Mamuju, Katinting.com – Dinas Tenaga Kerja (Disnaker) Provinsi Sulawesi Barat (Sulbar) secara resmi menutup program pemagangan tahun 2024 yang berlangsung selama lima bulan sejak Mei lalu.
Program yang diselenggarakan oleh Kementerian Ketenagakerjaan (Kemenaker) ini melibatkan 27 perusahaan yang tersebar di sejumlah daerah di Sulbar dan diikuti oleh 179 peserta, mayoritas anak muda usia produktif.
Kepala Disnaker Sulbar, Andi Farid Amri, menyatakan bahwa program ini berjalan dengan sukses. Sebanyak 70 persen peserta pemagangan diterima bekerja di perusahaan tempat mereka magang.
“Alhamdulillah, sesuai dengan harapan kami, sekitar 70 persen dari peserta magang diterima oleh perusahaan tempat mereka magang. Kami juga berharap tahun depan jumlah peserta dan perusahaan yang berpartisipasi bisa lebih banyak, agar pengangguran di Sulbar bisa terus berkurang,” ujar Andi Farid Amri.
Menurutnya, evaluasi utama untuk program pemagangan ini hanya terletak pada peningkatan jumlah perusahaan dan peserta yang terlibat. Tahun ini, lebih dari 2.600 orang mendaftar untuk program tersebut, namun Kemenaker hanya memberikan kuota 179 orang.
“Harapannya, di tahun mendatang, kuota dari Kemenaker bisa lebih besar agar lebih banyak anak muda usia produktif yang mendapat kesempatan,” tambahnya.
Di sisi lain, General Manager PT Manakarra Unggul Lestari (MUL), Muhammad Dahlan, mengapresiasi program ini. Menurutnya, perusahaan mendapat manfaat besar dari program pemagangan, karena bisa menilai kualitas calon pekerja sebelum memutuskan untuk merekrut mereka.

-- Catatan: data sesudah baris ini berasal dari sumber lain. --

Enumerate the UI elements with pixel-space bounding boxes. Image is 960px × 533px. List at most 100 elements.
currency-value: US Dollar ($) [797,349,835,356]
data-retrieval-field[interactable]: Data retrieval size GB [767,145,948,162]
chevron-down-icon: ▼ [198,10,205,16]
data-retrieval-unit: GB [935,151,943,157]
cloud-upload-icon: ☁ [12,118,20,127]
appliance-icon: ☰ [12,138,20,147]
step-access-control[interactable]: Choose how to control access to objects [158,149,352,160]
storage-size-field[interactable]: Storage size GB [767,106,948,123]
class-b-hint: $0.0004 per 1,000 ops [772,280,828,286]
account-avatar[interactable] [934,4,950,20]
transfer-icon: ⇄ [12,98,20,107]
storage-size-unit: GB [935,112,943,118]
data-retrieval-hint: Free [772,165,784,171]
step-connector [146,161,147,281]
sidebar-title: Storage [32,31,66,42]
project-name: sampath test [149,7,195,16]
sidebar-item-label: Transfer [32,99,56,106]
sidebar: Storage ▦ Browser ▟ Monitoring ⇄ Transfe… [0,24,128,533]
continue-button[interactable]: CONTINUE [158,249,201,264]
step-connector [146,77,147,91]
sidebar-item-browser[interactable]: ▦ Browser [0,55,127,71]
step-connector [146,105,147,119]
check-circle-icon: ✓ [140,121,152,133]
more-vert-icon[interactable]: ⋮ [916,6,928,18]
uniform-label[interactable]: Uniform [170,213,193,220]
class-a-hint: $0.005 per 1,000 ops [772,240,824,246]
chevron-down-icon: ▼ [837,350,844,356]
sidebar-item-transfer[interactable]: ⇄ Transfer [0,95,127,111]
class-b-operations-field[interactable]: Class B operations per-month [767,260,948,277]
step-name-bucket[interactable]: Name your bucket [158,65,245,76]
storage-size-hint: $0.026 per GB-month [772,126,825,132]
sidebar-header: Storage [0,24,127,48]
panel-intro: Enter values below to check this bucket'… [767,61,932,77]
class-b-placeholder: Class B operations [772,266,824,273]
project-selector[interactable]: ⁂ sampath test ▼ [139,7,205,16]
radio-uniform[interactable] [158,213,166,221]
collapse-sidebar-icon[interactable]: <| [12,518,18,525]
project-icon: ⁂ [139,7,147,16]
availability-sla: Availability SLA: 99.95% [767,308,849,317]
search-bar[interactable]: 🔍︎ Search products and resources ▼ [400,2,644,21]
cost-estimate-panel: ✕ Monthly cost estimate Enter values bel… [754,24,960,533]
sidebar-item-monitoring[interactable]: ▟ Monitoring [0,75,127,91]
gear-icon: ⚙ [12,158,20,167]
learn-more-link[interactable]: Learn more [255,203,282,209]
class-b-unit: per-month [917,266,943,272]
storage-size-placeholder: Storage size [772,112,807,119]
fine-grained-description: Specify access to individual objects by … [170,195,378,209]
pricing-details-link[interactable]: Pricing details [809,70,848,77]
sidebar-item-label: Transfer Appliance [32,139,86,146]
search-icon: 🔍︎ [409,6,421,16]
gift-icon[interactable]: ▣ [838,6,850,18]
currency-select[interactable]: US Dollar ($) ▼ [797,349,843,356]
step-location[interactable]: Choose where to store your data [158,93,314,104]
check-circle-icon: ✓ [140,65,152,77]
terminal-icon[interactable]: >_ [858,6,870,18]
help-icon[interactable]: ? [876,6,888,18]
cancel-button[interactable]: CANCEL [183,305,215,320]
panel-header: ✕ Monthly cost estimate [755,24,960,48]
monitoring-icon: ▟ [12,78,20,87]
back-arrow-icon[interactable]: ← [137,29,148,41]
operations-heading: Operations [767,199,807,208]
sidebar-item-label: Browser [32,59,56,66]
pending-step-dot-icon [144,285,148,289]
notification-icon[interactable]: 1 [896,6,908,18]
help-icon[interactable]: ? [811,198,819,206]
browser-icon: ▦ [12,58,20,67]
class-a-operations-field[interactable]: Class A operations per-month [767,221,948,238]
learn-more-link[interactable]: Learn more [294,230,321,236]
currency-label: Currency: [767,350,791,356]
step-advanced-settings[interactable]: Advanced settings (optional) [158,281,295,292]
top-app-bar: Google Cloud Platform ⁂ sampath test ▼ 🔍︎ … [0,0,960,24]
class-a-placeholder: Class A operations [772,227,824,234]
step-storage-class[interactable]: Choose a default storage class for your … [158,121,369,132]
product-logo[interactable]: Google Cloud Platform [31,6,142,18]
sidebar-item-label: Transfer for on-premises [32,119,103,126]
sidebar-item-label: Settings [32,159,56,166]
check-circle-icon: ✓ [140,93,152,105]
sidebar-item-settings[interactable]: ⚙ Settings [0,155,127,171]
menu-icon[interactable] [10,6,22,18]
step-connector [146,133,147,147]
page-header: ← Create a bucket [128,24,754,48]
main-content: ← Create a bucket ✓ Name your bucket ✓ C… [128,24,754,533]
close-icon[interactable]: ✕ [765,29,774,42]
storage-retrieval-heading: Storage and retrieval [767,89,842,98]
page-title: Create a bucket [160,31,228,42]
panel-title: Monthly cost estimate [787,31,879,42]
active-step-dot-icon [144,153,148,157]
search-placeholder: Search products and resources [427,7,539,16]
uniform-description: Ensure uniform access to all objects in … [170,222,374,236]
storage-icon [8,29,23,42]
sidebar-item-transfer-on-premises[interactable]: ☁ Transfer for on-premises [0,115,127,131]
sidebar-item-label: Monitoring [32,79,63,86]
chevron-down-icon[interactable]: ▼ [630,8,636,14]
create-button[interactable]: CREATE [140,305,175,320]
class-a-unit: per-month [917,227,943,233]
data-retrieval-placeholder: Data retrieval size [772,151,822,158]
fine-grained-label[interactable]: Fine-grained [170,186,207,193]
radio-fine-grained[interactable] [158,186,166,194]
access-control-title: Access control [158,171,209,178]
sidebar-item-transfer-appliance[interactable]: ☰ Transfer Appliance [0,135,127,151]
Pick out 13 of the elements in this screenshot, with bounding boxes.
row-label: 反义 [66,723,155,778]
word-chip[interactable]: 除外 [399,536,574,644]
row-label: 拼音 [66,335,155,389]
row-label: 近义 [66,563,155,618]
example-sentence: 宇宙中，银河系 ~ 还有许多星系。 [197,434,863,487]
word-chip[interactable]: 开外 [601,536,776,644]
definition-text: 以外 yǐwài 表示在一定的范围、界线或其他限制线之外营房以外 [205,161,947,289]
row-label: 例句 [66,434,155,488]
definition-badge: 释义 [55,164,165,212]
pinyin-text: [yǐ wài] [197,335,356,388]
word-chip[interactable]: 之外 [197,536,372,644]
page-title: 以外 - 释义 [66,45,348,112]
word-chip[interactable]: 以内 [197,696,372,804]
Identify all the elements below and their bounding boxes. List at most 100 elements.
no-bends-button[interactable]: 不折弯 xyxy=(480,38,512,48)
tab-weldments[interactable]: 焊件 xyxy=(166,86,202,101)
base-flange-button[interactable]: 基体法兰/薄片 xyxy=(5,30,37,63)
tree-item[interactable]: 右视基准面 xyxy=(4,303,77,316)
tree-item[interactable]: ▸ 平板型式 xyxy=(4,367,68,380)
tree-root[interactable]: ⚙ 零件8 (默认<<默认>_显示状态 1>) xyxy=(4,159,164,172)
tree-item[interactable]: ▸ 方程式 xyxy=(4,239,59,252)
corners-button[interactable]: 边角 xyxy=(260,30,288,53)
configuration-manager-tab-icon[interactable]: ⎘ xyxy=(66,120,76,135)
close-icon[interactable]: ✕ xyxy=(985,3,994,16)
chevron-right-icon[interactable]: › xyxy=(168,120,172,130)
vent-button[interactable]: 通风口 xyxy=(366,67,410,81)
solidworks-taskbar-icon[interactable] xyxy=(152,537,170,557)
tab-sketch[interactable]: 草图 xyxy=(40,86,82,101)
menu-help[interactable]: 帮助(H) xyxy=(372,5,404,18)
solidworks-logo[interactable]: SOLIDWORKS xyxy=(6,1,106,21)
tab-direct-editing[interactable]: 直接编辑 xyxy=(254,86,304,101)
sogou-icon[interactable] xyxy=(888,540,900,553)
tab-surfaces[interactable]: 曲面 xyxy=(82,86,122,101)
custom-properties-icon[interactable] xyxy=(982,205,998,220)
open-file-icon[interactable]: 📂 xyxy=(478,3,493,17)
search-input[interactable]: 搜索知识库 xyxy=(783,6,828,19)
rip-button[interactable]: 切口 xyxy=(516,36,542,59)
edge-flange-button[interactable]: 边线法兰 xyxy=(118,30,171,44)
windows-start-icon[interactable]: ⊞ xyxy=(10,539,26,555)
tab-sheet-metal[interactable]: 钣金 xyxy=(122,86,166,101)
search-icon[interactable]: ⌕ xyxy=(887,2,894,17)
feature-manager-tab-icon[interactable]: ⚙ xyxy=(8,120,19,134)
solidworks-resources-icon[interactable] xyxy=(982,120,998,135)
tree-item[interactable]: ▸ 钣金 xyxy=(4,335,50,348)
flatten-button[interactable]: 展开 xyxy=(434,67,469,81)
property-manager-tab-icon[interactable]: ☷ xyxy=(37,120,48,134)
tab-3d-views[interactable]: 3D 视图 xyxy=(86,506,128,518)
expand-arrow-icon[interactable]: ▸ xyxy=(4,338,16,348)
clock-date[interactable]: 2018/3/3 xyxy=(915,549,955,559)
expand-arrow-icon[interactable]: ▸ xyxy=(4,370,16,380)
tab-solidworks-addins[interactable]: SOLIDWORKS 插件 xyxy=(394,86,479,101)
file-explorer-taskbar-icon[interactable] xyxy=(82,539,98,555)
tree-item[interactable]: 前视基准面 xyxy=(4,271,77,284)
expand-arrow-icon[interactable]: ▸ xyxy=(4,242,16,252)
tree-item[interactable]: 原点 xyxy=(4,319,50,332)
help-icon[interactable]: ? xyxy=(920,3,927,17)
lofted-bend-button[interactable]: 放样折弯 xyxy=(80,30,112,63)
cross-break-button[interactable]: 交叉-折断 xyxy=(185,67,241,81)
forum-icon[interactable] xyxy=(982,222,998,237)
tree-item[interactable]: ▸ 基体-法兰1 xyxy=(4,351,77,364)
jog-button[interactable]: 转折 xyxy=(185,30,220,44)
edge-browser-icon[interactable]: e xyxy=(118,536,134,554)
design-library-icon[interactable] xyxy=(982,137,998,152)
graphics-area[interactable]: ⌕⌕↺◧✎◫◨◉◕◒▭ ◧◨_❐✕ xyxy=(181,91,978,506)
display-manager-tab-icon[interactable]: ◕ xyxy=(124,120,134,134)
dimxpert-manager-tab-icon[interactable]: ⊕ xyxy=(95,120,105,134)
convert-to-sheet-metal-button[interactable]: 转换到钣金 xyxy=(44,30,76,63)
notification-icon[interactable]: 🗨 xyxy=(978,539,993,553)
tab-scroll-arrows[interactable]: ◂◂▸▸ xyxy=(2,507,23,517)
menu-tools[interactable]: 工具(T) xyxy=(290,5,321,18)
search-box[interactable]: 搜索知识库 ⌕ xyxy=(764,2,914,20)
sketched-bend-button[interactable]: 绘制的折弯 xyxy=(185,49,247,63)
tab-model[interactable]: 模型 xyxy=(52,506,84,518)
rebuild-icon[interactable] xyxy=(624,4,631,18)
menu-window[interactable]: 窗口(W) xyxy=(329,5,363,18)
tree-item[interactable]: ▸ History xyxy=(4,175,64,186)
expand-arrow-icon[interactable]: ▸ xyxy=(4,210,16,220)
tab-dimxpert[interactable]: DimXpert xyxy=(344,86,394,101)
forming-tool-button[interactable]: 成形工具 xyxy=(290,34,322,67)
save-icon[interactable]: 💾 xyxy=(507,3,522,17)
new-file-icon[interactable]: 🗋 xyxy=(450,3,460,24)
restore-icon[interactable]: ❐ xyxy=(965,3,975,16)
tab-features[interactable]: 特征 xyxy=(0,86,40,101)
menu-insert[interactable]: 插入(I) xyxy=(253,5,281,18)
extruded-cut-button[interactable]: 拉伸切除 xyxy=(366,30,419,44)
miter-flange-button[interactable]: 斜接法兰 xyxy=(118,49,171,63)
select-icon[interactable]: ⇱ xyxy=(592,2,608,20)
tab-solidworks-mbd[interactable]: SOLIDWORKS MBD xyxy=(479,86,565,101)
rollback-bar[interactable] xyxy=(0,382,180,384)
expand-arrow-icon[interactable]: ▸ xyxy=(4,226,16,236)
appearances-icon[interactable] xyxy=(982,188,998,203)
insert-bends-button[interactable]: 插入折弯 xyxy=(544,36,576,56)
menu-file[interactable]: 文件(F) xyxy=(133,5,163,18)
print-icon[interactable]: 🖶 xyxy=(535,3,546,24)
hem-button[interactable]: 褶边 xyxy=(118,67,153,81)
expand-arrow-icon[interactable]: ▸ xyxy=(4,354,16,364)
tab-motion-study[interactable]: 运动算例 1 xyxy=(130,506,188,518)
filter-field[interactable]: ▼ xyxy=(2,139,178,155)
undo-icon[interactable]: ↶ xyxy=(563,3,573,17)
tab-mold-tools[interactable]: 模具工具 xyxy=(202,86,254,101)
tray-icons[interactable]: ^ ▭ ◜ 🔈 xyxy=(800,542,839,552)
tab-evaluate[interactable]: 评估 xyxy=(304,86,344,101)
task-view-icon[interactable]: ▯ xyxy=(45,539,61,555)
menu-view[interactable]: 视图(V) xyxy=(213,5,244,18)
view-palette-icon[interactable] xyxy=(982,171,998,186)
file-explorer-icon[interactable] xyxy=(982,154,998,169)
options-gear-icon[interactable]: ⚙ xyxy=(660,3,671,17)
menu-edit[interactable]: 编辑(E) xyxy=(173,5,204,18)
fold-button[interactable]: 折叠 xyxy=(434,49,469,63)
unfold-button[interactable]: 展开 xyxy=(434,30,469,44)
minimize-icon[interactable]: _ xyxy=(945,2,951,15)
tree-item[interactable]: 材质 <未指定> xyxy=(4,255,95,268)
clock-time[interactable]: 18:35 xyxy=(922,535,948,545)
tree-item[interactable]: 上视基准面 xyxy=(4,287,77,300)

“Selama magang, Disnaker yang membiayai, sehingga kami bisa menilai kualitas para peserta sebelum melakukan penggajian. Tahun ini, dari 10 orang yang magang di perusahaan kami, semuanya kami rekrut,” ungkap Muhammad Dahlan.
Program pemagangan ini diharapkan dapat menjadi jembatan bagi anak-anak muda di Sulbar untuk memasuki dunia kerja, serta menjadi sarana bagi perusahaan dalam mendapatkan tenaga kerja berkualitas sesuai kebutuhan.